Les Chroniques de Lucullus n°481
Amis gourmands bonjour,
Ploïdie – Triploïde
La ploïdie est un terme de biologie faisant référence au nombre de chromosomes contenu dans le noyau des cellules vivantes ; les chromosomes étant eux-mêmes constitués de milliers de gènes (caractères tels que la couleur de la coquille, la forme...) qui sont transmis lors de la reproduction.
On parle alors de jeux de chromosomes, dont le nombre varie selon les espèces, mais qui sont généralement présents sous la forme d'une paire (2n).
Un jeu étant d'origine mâle et l'autre femelle, c'est-à-dire provenant de chacun des deux parents.
Chez l'homme il y en a 23+23 (soit 46), chez l'huître 10+10 (soit 20).
On dit alors n=23 ou n=10. Les organismes à 2n chromosomes sont appelés diploïdes.
Mais il arrive que le nombre de jeux de chromosomes soit plus élevé, par exemple 3n (alors appelé Triploïdes), 4n (tétraploïdes)... Il s'agit alors d'organismes polyploïdes.
L’Ifremer a contribué au lancement de la production au début des années 2000, puis, en 2007, a déposé un brevet intitulé “Obtention de mollusques bivalves tétraploïdes à partir de géniteurs diploïdes” qui porte notamment sur les huîtres et les moules.

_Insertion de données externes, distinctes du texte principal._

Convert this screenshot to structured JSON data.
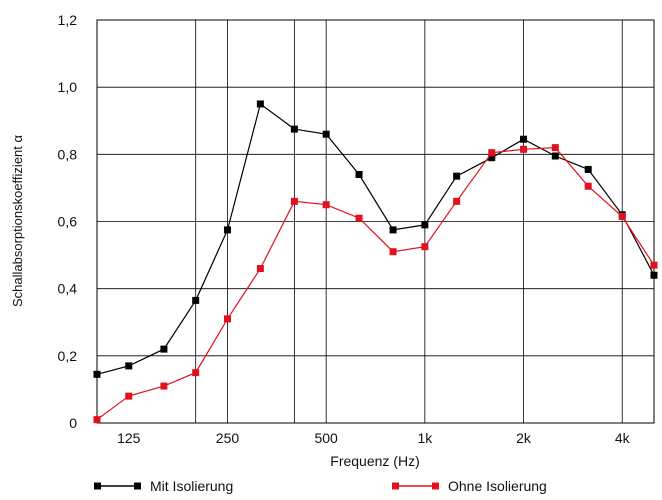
{
  "chart_data": {
    "type": "line",
    "xlabel": "Frequenz (Hz)",
    "ylabel": "Schallabsorptionskoeffizient α",
    "x_scale": "log",
    "ylim": [
      0,
      1.2
    ],
    "xlim": [
      100,
      5000
    ],
    "grid": true,
    "legend_position": "bottom",
    "y_ticks": [
      {
        "value": 0,
        "label": "0"
      },
      {
        "value": 0.2,
        "label": "0,2"
      },
      {
        "value": 0.4,
        "label": "0,4"
      },
      {
        "value": 0.6,
        "label": "0,6"
      },
      {
        "value": 0.8,
        "label": "0,8"
      },
      {
        "value": 1.0,
        "label": "1,0"
      },
      {
        "value": 1.2,
        "label": "1,2"
      }
    ],
    "x_ticks": [
      {
        "value": 125,
        "label": "125"
      },
      {
        "value": 250,
        "label": "250"
      },
      {
        "value": 500,
        "label": "500"
      },
      {
        "value": 1000,
        "label": "1k"
      },
      {
        "value": 2000,
        "label": "2k"
      },
      {
        "value": 4000,
        "label": "4k"
      }
    ],
    "x_gridlines": [
      100,
      200,
      250,
      400,
      500,
      1000,
      2000,
      4000,
      5000
    ],
    "series": [
      {
        "name": "Mit Isolierung",
        "color": "#000000",
        "points": [
          {
            "x": 100,
            "y": 0.145
          },
          {
            "x": 125,
            "y": 0.17
          },
          {
            "x": 160,
            "y": 0.22
          },
          {
            "x": 200,
            "y": 0.365
          },
          {
            "x": 250,
            "y": 0.575
          },
          {
            "x": 315,
            "y": 0.95
          },
          {
            "x": 400,
            "y": 0.875
          },
          {
            "x": 500,
            "y": 0.86
          },
          {
            "x": 630,
            "y": 0.74
          },
          {
            "x": 800,
            "y": 0.575
          },
          {
            "x": 1000,
            "y": 0.59
          },
          {
            "x": 1250,
            "y": 0.735
          },
          {
            "x": 1600,
            "y": 0.79
          },
          {
            "x": 2000,
            "y": 0.845
          },
          {
            "x": 2500,
            "y": 0.795
          },
          {
            "x": 3150,
            "y": 0.755
          },
          {
            "x": 4000,
            "y": 0.62
          },
          {
            "x": 5000,
            "y": 0.44
          }
        ]
      },
      {
        "name": "Ohne Isolierung",
        "color": "#e0121d",
        "points": [
          {
            "x": 100,
            "y": 0.01
          },
          {
            "x": 125,
            "y": 0.08
          },
          {
            "x": 160,
            "y": 0.11
          },
          {
            "x": 200,
            "y": 0.15
          },
          {
            "x": 250,
            "y": 0.31
          },
          {
            "x": 315,
            "y": 0.46
          },
          {
            "x": 400,
            "y": 0.66
          },
          {
            "x": 500,
            "y": 0.65
          },
          {
            "x": 630,
            "y": 0.61
          },
          {
            "x": 800,
            "y": 0.51
          },
          {
            "x": 1000,
            "y": 0.525
          },
          {
            "x": 1250,
            "y": 0.66
          },
          {
            "x": 1600,
            "y": 0.805
          },
          {
            "x": 2000,
            "y": 0.815
          },
          {
            "x": 2500,
            "y": 0.82
          },
          {
            "x": 3150,
            "y": 0.705
          },
          {
            "x": 4000,
            "y": 0.615
          },
          {
            "x": 5000,
            "y": 0.47
          }
        ]
      }
    ]
  }
}
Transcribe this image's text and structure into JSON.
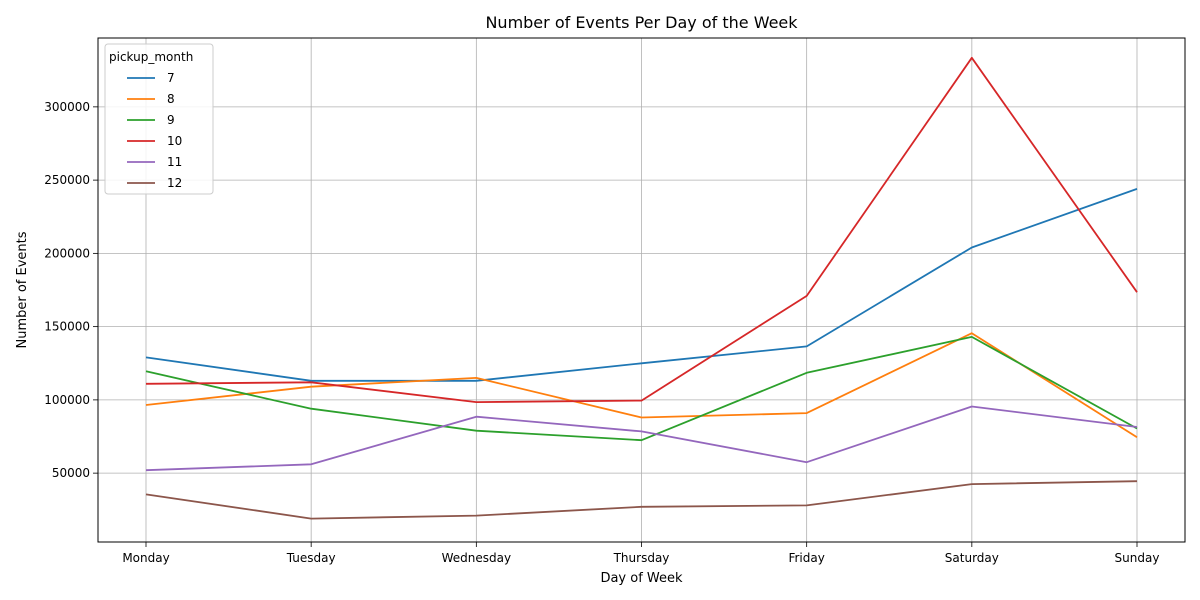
{
  "chart_data": {
    "type": "line",
    "title": "Number of Events Per Day of the Week",
    "xlabel": "Day of Week",
    "ylabel": "Number of Events",
    "categories": [
      "Monday",
      "Tuesday",
      "Wednesday",
      "Thursday",
      "Friday",
      "Saturday",
      "Sunday"
    ],
    "ylim": [
      3000,
      347000
    ],
    "yticks": [
      50000,
      100000,
      150000,
      200000,
      250000,
      300000
    ],
    "ytick_labels": [
      "50000",
      "100000",
      "150000",
      "200000",
      "250000",
      "300000"
    ],
    "grid": true,
    "legend": {
      "title": "pickup_month",
      "placement": "top-left"
    },
    "series": [
      {
        "name": "7",
        "color": "#1f77b4",
        "values": [
          129000,
          113000,
          113000,
          125000,
          136500,
          204000,
          244000
        ]
      },
      {
        "name": "8",
        "color": "#ff7f0e",
        "values": [
          96500,
          109000,
          115000,
          88000,
          91000,
          145500,
          74500
        ]
      },
      {
        "name": "9",
        "color": "#2ca02c",
        "values": [
          119500,
          94000,
          79000,
          72500,
          118500,
          143000,
          80500
        ]
      },
      {
        "name": "10",
        "color": "#d62728",
        "values": [
          111000,
          112000,
          98500,
          99500,
          171000,
          333500,
          173500
        ]
      },
      {
        "name": "11",
        "color": "#9467bd",
        "values": [
          52000,
          56000,
          88500,
          78500,
          57500,
          95500,
          81500
        ]
      },
      {
        "name": "12",
        "color": "#8c564b",
        "values": [
          35500,
          19000,
          21000,
          27000,
          28000,
          42500,
          44500
        ]
      }
    ]
  }
}
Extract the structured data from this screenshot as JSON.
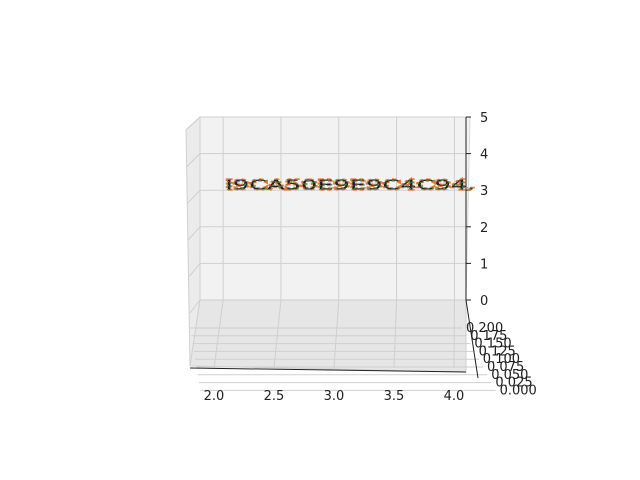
{
  "chart_data": {
    "type": "line",
    "projection": "3d",
    "title": "",
    "xlabel": "",
    "ylabel": "",
    "zlabel": "",
    "grid": true,
    "legend": "none",
    "x_ticks": [
      "2.0",
      "2.5",
      "3.0",
      "3.5",
      "4.0"
    ],
    "y_ticks": [
      "0.000",
      "0.025",
      "0.050",
      "0.075",
      "0.100",
      "0.125",
      "0.150",
      "0.175",
      "0.200"
    ],
    "z_ticks": [
      "0",
      "1",
      "2",
      "3",
      "4",
      "5"
    ],
    "xlim": [
      1.8,
      4.1
    ],
    "ylim": [
      0.0,
      0.2
    ],
    "zlim": [
      0,
      5
    ],
    "curve_label": "I9CA50E9E9C4C94.",
    "series": [
      {
        "color": "#e07b39",
        "marker_color": "#5f8a5a",
        "style": "dotted-marker"
      }
    ]
  }
}
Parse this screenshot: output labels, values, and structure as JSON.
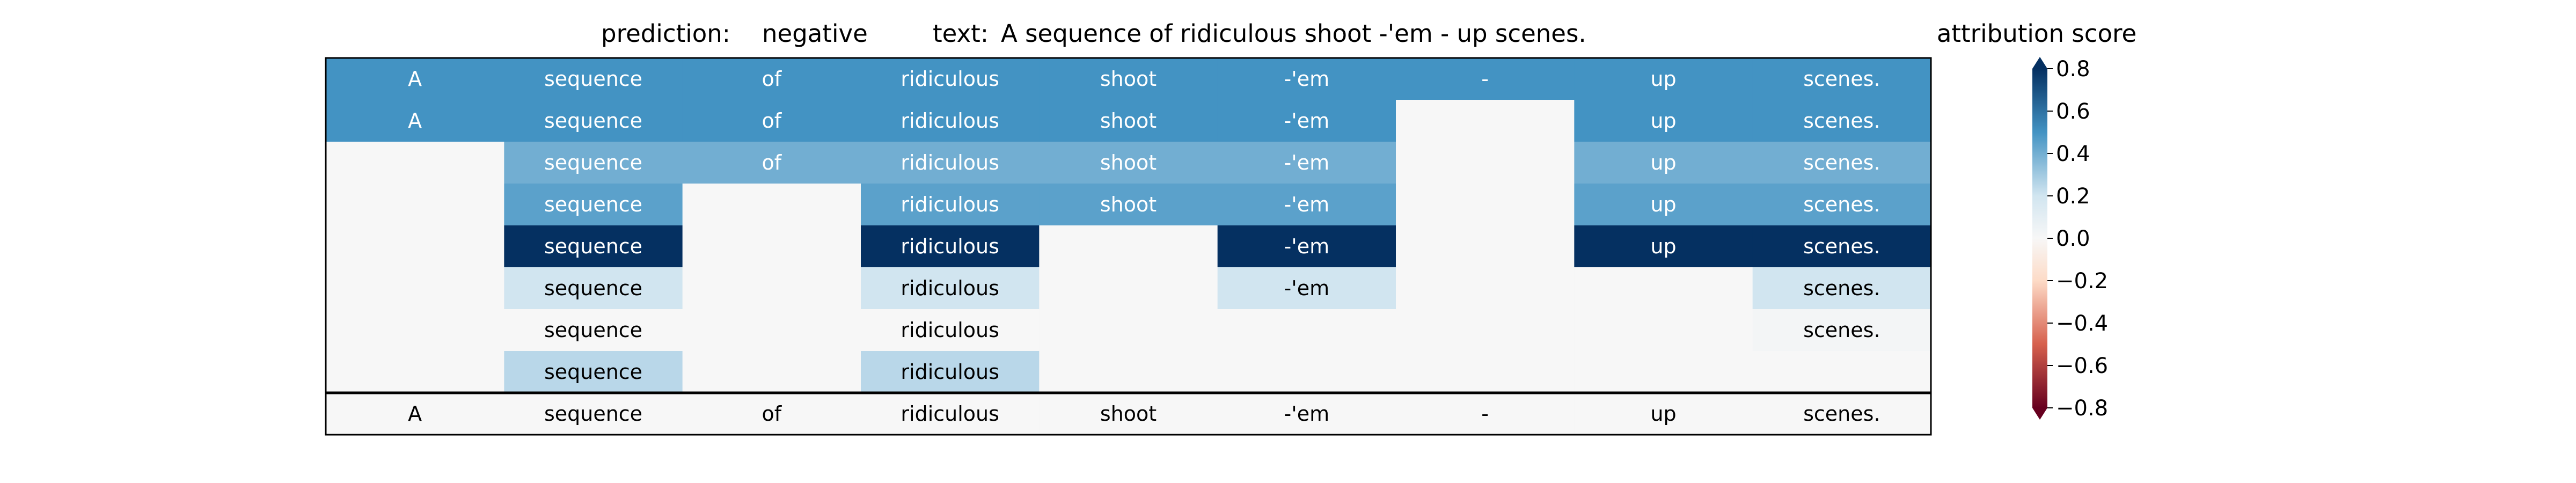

Car ce sont les souches à quatre jeux d’ADN, fertiles, qui, par croisement avec des souches diploïdes, génèrent des triploïdes.
Les huîtres triploïdes ne sont pas des OGM, leur patrimoine génétique n’étant pas affecté. L’Ifremer gère en exclusivité un cheptel de 150 géniteurs tétraploïdes, qui reste confiné dans son laboratoire de La Tremblade (Charente-Maritime). Ces géniteurs sont mis à la disposition des écloseurs pour effectuer les croisements.
Deux méthodes de modification
La première méthode consiste à produire des gamètes à 2n chromosomes (au lieu de n pour un gamète normal), via un choc chimique ou physique (notamment thermique).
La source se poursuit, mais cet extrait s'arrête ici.